A Indicação Geográfica serve para designar produtos ou serviços, que tem características positivas únicas e indissociáveis dos fatores que compõem a sua origem. Para produtos agrícolas, estes fatores também são conhecidos como “terroir”. Uma mistura que leva em consideração clima, solo, genética e aspectos culturais da população envolvida no processo produtivo. “O saber fazer é crucial na definição de uma IG. Afinal, o fator humano e sua capacidade de modificar o ambiente, selecionar materiais genéticos e manejar lavouras, não pode ser ignorado. Neste caso, se trata de uma interferência, quase sempre, positiva e este é o princípio da Indicação de Procedência (IP)”, afirma o pesquisador da Embrapa Rondônia, Enrique Alves. 

Ele explica que, no caso da Denominação de Origem, é um processo ainda mais complexo, pois, além do saber fazer e seus aspectos culturais, leva em consideração que, o café e suas qualidades intrínsecas, têm uma relação direta com as características do “terroir” da região. Para a Denominação de Origem Matas de Rondônia, esta delimitação é formada por 15 municípios: Alta Floresta d’Oeste, Cacoal, São Miguel do Guaporé, Nova Brasilândia d’Oeste, Ministro Andreazza, Alto Alegre dos Parecis, Novo Horizonte do Oeste, Seringueiras, Alvorada d’Oeste, Rolim de Moura, Espigão d’Oeste, Santa Luzia d’Oeste, Primavera de Rondônia, São Felipe d’Oeste e Castanheiras. 

Dada a complexidade e importância do processo de reconhecimento da cafeicultura da região Matas de Rondônia, coube à Embrapa documentar e justificar os aspectos que tornam o café e a região únicos e merecedores deste selo de origem. “Sabemos que a cafeicultura é formada de boas práticas agronômicas, história e ciência. Esse verdadeiro dossiê que subsidiou o pedido de reconhecimento retratou e documentou este conjunto de valores da cadeia de produção e transformação. Isso só foi possível graças a um trabalho de mais de quatro décadas que a Embrapa vem realizando, com a geração e transferência de soluções tecnológicas para a cafeicultura na Amazônia”, destaca o pesquisador.

A Indicação Geográfica pode ser uma ferramenta poderosa de valorização de um produto. Mas ela não tem a função de trazer notoriedade. A todos que desejam traçar o longo caminho de obtenção de um selo de IG, o pesquisador da Embrapa ressalta que é preciso responder algumas perguntas: o meu produto tem características únicas e qualidade especial? Como se diferencia dos seus pares? Existe uma relação de causa e efeito com fatores ambientais, genéticos e culturais? Tudo isso pode ser delimitado geograficamente? Outras pessoas, além de mim, reconhecem a notoriedade do que eu produzo? Se é possível responder estas questões sem titubear, mãos à obra! É preciso organizar os interessados e comprovar técnica e cientificamente a cada uma destas respostas.

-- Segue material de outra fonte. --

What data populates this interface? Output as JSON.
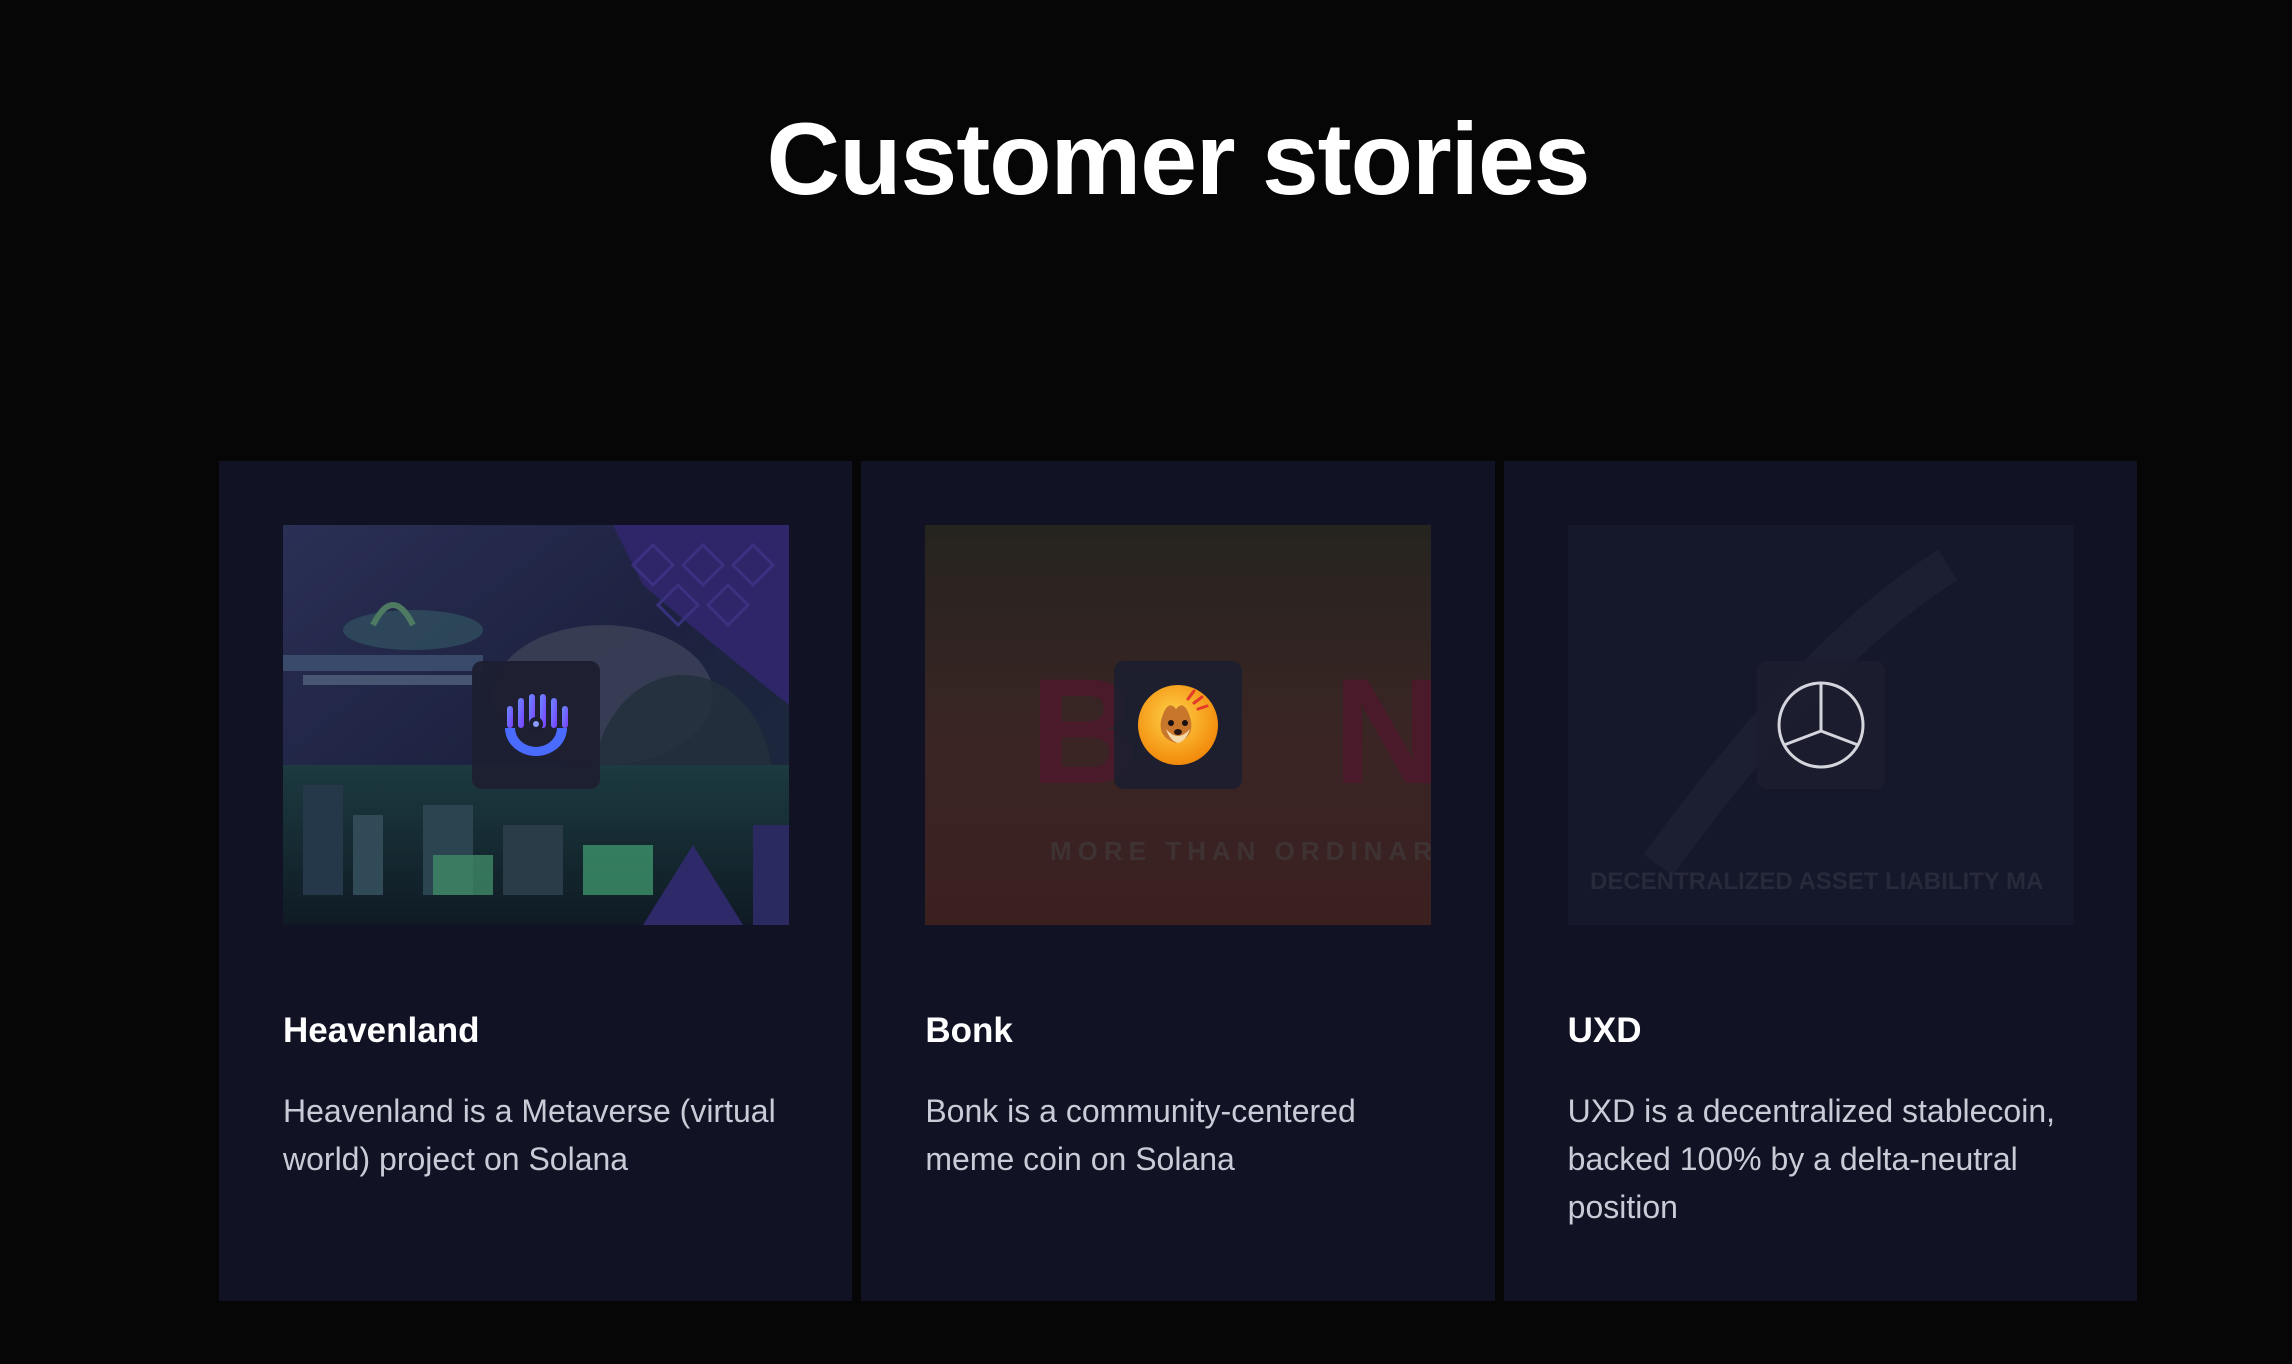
{
  "page": {
    "title": "Customer stories"
  },
  "colors": {
    "background": "#060607",
    "card_background": "#111325",
    "title_text": "#ffffff",
    "description_text": "#c9cbd6"
  },
  "stories": [
    {
      "title": "Heavenland",
      "description": "Heavenland is a Metaverse (virtual world) project on Solana",
      "logo_icon": "heavenland-logo-icon"
    },
    {
      "title": "Bonk",
      "description": "Bonk is a community-centered meme coin on Solana",
      "logo_icon": "bonk-dog-logo-icon",
      "image_text": {
        "headline_left": "B",
        "headline_right": "N",
        "tagline": "MORE THAN ORDINAR"
      }
    },
    {
      "title": "UXD",
      "description": "UXD is a decentralized stablecoin, backed 100% by a delta-neutral position",
      "logo_icon": "uxd-logo-icon",
      "image_text": {
        "tagline": "DECENTRALIZED ASSET LIABILITY MA"
      }
    }
  ]
}
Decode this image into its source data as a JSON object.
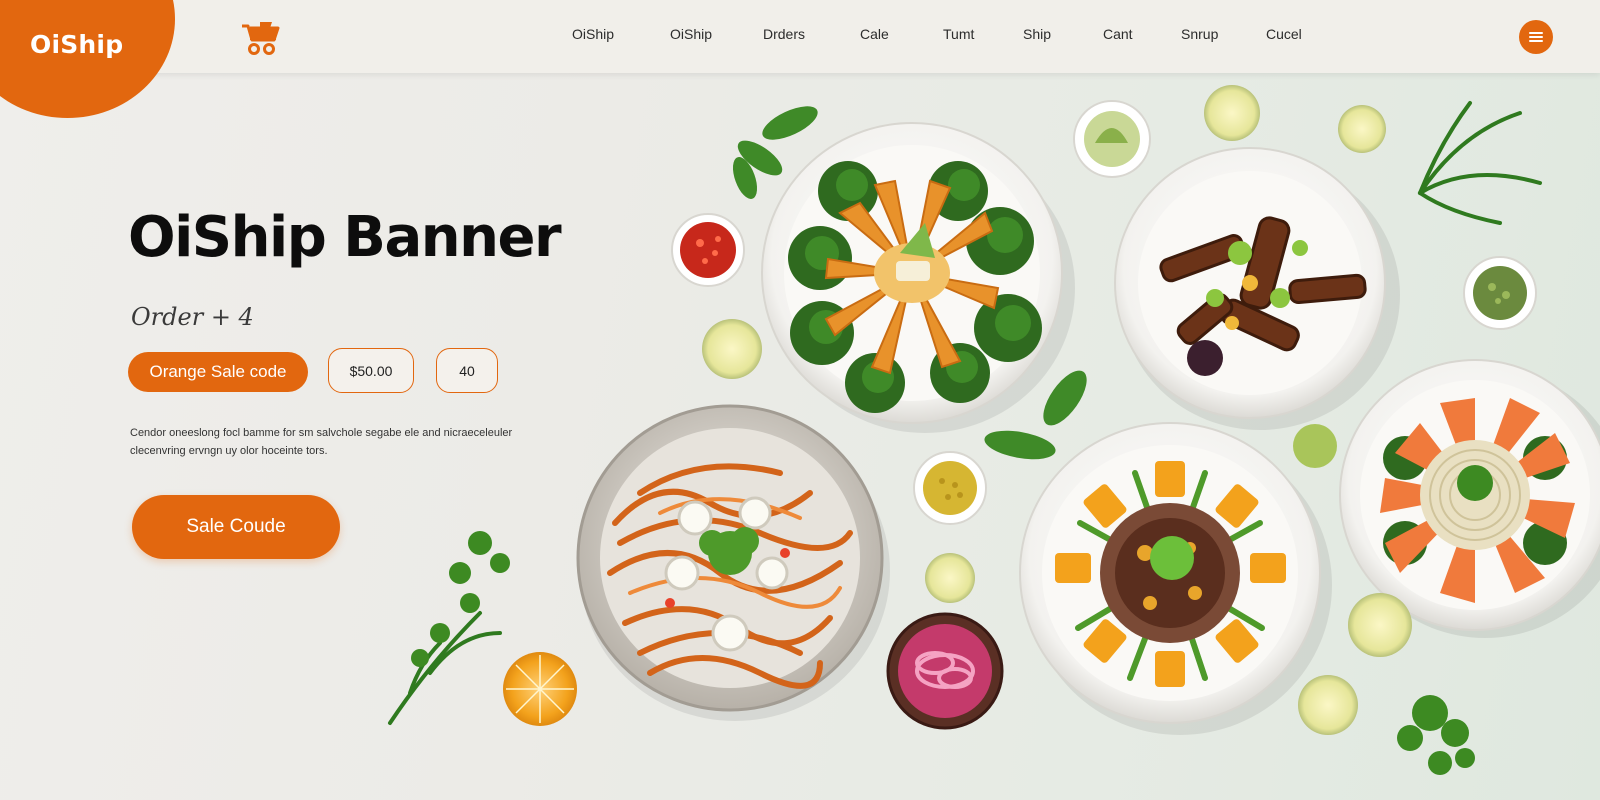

Antes de mais nada, há uma regra primordial no que diz respeito às IGs e que, às vezes, passa desapercebido: por mais habilidosos e dedicados que os atores de uma cadeia produtiva sejam, não se pode criar uma IG! Este é um processo de reconhecimento e valorização, da qualidade de um produto e a sua origem. Outro equívoco comum é que não existe IG para produtos medíocres! Não se trata de uma ação solidária. É, antes de tudo, um selo que atesta a originalidade e a singularidade de um produto ou serviço.

Dito isto, se entende a complexidade e a importância de se obter um selo de origem de um produto agrícola. Após o reconhecimento da IG é preciso que toda a cadeia produtiva e de transformação trabalhe para aproveitar, ao máximo, seus benefícios e conquistar novos mercados que valorizem a história por trás do produto. 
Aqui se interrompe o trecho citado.